With individual chairs, you could spread 3 across the width of the room with space between the chairs..Then the rear seats would be inline with the gaps between the front seats, so people sitting in the back row would be able to see through gaps..Not ideal but it can work..

The other alternative that I used to have is to build a portable riser..At least big enough to hold two chairs, of a light weight construction.. and when it's not in use I stood it up against the back wall..


----------



## phillihp23 (Mar 14, 2012)

With your depth of room I would go with two rows of recliners, one on a riser. My room didnt have the depth so I did one row of recliners and a bar height table with chairs behind it. As far as the wifey saying then it would be a dedicated home theater....isnt that what your shooting for :doh: :rofl:


----------



## stroms7 (Oct 11, 2012)

Prof. said:


> There are a three ways you could do it..
> You could use a sectional sofa almost the width of the room with just enough space at one side to get to the back..and some bean bags in front of it for additional seats..
> 
> With individual chairs, you could spread 3 across the width of the room with space between the chairs..Then the rear seats would be inline with the gaps between the front seats, so people sitting in the back row would be able to see through gaps..Not ideal but it can work..
> ...


Prof: how did you build a light weight riser... Mine will have to be about 9.5x6... I was thinking two sections... What was ur solution?


----------



## hddummy (Mar 9, 2007)

My brother-in-law's basement has a horseshoe shaped couch layout. It is good for social events and sports. I would highly recommend doing regular love seats or couches on the sides instead of the divided seat they have. The person there ALWAYS ends up laying across the seat to watch a movie. Toss a couple of bean bags in there for the floor and it is very cozy for everyone. 
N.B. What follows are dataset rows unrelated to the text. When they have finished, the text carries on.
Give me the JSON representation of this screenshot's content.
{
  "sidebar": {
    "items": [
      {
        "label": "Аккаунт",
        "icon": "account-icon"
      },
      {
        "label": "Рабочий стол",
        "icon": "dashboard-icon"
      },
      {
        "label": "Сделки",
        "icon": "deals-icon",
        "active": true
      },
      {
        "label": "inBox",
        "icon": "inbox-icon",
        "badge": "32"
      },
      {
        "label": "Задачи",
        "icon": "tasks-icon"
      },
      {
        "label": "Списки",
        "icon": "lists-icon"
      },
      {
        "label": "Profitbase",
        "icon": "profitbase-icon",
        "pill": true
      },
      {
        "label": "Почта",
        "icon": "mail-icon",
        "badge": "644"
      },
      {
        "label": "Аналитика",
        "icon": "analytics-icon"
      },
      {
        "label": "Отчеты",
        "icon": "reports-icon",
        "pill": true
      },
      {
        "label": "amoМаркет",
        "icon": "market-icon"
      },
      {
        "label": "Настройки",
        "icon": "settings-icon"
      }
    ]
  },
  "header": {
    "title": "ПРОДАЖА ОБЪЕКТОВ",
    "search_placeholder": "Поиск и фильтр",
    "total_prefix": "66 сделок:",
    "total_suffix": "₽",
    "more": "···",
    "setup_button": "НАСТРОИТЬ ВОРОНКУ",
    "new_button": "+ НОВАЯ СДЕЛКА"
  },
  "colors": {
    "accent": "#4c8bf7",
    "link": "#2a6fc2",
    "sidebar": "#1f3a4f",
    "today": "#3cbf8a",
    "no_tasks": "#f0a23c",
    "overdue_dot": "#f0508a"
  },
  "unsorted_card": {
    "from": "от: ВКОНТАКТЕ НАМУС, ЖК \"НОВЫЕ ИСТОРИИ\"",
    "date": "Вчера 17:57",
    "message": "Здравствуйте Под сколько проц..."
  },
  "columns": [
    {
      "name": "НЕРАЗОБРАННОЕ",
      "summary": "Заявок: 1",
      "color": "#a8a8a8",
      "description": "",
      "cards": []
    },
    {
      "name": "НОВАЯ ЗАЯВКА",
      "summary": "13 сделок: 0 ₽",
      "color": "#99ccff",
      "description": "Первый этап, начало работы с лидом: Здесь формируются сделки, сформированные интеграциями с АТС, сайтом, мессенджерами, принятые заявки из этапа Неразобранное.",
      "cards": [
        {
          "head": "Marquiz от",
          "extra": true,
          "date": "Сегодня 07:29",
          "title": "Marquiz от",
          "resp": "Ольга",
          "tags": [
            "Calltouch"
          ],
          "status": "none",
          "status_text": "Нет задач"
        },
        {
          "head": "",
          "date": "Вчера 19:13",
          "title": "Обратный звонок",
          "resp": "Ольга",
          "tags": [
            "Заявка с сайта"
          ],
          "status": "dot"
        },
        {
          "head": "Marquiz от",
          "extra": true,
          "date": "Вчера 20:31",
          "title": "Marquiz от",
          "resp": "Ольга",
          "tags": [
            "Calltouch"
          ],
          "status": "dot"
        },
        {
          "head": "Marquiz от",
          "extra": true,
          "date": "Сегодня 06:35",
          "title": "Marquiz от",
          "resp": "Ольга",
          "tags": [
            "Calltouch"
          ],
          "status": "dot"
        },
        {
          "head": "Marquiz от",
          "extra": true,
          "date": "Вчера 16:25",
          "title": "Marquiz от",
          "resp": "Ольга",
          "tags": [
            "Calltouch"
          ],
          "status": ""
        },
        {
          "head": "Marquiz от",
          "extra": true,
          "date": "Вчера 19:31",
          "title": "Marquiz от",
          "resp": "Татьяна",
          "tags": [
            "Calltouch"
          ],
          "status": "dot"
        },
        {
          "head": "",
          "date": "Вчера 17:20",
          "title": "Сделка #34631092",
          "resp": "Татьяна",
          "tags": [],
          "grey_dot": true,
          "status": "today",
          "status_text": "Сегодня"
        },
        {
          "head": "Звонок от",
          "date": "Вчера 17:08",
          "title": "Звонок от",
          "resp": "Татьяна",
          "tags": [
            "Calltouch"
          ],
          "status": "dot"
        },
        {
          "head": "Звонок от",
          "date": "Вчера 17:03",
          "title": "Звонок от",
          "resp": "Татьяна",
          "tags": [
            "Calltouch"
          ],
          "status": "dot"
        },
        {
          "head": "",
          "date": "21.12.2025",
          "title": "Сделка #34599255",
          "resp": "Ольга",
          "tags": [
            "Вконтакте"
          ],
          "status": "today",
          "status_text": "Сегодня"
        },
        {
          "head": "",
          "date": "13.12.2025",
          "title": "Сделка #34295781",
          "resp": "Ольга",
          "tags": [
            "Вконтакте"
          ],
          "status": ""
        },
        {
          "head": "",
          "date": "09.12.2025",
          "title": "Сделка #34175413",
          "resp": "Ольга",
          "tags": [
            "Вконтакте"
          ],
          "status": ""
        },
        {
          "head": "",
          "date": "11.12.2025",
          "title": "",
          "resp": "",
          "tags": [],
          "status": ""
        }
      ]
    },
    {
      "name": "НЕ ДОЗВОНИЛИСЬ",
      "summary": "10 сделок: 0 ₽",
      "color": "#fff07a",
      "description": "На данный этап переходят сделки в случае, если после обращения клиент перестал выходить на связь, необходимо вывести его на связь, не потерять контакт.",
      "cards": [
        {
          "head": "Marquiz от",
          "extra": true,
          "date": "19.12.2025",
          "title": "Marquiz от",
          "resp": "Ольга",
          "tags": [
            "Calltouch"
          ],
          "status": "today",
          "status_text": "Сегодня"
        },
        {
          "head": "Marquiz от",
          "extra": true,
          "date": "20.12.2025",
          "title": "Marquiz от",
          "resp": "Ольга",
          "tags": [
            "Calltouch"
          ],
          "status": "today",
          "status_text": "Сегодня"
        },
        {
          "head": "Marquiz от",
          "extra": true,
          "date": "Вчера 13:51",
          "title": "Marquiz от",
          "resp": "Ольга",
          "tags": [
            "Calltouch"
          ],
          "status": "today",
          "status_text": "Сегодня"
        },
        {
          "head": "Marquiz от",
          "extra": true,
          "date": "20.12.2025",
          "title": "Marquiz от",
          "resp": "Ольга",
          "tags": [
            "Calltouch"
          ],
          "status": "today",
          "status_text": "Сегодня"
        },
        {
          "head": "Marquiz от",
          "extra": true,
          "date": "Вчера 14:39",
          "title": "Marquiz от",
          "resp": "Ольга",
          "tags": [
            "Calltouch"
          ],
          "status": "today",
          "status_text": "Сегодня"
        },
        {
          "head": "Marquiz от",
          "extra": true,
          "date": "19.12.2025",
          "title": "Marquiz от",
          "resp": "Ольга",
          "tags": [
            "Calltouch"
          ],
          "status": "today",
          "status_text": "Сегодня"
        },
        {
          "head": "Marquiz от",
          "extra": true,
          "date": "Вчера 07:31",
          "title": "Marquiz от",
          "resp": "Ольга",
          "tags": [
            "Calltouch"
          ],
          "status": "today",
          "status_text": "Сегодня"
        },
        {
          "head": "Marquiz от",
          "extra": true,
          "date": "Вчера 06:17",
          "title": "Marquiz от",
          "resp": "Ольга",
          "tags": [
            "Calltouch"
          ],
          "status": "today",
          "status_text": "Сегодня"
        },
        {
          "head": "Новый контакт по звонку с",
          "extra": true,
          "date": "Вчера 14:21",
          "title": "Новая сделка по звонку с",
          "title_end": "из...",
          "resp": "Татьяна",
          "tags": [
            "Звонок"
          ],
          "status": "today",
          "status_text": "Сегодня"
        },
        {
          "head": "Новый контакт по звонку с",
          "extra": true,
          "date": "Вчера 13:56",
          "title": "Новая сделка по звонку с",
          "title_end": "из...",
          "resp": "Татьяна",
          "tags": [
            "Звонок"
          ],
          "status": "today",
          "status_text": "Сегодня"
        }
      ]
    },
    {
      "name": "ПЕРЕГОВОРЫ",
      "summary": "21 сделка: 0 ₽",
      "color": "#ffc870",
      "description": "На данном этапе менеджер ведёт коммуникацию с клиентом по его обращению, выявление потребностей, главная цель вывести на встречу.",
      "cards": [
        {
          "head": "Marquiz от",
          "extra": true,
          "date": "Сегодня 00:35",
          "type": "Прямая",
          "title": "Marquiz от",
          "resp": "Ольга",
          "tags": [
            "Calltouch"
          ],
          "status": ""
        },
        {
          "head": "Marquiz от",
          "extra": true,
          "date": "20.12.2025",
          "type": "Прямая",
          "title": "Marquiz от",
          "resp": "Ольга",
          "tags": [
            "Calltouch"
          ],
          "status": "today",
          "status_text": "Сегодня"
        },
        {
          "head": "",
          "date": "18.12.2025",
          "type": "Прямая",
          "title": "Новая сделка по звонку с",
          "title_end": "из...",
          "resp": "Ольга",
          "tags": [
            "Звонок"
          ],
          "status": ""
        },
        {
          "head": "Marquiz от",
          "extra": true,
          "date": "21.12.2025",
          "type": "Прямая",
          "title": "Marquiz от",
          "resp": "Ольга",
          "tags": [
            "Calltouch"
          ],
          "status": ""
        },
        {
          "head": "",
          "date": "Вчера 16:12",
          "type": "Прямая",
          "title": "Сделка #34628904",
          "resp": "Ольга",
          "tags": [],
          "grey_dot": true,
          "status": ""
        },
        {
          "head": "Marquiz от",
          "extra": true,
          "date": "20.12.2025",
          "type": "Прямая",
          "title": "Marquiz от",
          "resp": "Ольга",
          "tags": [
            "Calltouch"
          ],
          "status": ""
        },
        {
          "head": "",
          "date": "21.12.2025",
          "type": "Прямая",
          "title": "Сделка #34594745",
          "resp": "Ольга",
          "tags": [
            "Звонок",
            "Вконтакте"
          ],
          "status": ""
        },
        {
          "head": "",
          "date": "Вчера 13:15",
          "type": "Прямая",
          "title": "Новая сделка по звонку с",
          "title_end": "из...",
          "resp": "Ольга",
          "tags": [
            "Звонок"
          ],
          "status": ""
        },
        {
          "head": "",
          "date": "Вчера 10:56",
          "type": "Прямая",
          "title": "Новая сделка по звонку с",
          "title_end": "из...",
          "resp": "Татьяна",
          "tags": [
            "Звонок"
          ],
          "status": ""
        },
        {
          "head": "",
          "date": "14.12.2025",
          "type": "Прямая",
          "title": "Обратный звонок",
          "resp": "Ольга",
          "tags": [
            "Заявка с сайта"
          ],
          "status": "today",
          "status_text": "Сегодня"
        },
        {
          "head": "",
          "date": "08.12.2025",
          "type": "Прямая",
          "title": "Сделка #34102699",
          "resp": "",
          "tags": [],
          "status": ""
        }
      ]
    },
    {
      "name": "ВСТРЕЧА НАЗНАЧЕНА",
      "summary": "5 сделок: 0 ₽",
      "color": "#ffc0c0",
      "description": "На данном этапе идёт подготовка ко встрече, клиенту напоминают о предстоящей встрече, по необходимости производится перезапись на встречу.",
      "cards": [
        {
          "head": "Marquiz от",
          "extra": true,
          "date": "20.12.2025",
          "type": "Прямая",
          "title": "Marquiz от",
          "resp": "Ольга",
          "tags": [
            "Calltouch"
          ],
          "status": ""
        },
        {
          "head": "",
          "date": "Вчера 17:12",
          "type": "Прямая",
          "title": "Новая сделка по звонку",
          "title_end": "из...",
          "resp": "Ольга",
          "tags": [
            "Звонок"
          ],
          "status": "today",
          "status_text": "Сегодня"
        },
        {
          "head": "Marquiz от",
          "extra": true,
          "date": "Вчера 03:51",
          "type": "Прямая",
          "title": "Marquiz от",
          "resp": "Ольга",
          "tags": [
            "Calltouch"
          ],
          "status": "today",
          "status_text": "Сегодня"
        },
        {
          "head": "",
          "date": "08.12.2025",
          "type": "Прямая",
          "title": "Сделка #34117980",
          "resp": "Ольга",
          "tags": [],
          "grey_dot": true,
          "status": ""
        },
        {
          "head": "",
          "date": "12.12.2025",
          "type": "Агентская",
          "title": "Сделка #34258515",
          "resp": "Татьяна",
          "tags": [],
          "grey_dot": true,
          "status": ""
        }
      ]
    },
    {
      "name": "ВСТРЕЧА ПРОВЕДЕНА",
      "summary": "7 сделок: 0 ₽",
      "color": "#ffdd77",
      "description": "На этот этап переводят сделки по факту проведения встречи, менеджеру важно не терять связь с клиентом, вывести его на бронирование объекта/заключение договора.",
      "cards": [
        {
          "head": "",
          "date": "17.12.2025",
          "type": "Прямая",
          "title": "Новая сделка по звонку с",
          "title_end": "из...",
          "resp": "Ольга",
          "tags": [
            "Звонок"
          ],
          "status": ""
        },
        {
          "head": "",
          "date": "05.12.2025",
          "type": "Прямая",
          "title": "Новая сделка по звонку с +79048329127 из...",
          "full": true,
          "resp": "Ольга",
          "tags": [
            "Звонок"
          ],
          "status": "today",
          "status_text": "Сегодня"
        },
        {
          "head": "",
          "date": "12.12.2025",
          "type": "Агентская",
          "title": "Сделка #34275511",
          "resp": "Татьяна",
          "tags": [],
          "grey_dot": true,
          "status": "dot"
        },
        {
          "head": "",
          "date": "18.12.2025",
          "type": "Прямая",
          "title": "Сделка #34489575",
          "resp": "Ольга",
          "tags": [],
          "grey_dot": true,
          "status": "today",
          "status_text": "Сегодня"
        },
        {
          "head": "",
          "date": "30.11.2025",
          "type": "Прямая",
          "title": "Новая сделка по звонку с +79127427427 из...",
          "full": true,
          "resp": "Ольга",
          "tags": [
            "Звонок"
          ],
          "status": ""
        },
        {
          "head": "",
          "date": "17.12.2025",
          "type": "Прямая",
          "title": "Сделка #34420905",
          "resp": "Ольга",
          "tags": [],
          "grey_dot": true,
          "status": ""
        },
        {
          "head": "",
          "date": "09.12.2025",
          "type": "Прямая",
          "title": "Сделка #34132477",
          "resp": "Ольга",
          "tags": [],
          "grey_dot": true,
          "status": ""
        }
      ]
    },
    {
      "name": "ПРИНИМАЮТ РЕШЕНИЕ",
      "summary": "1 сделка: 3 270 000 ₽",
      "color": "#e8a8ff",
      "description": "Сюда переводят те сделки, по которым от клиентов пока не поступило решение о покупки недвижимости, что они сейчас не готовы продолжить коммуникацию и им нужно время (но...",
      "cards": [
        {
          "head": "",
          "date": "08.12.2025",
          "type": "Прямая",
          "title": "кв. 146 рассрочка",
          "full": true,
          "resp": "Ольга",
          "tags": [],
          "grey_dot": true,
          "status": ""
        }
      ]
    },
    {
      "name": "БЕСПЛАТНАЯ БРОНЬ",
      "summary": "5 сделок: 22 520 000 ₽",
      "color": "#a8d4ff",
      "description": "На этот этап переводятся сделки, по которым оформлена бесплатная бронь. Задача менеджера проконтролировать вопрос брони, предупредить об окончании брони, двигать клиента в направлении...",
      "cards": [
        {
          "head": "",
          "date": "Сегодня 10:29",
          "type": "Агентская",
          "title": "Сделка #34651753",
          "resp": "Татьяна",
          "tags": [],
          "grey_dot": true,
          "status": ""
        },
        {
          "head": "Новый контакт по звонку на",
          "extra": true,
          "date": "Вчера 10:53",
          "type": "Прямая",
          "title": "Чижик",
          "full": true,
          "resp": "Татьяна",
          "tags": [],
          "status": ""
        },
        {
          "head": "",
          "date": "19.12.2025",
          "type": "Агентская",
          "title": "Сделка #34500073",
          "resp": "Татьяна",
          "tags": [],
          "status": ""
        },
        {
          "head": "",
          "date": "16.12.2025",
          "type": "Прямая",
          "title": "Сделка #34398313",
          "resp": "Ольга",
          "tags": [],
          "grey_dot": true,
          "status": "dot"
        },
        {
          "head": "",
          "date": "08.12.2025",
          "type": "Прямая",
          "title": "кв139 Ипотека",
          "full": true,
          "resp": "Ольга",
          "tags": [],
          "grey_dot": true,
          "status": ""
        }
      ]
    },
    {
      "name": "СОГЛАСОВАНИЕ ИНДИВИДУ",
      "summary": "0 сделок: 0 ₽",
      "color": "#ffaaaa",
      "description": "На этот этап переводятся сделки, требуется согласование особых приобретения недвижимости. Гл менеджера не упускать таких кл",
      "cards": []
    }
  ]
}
Gaming chairs are also a really great way to get "tiered seating" without having a riser.


----------



## Prof. (Oct 20, 2006)

stroms7 said:


> Prof: how did you build a light weight riser... Mine will have to be about 9.5x6... I was thinking two sections... What was ur solution?


Mine was a bit smaller than that..6'x4'..I just made it big enough to fit two small chairs..
I used 8"x 3/4" composite for the struts and frame (can't recall the correct name, but it's a pre-painted timber and quite light and strong) and one layer of 3/4" particle board on top..Then I covered it with carpet..

For your size riser, making it in two sections would be the best way to do it..


----------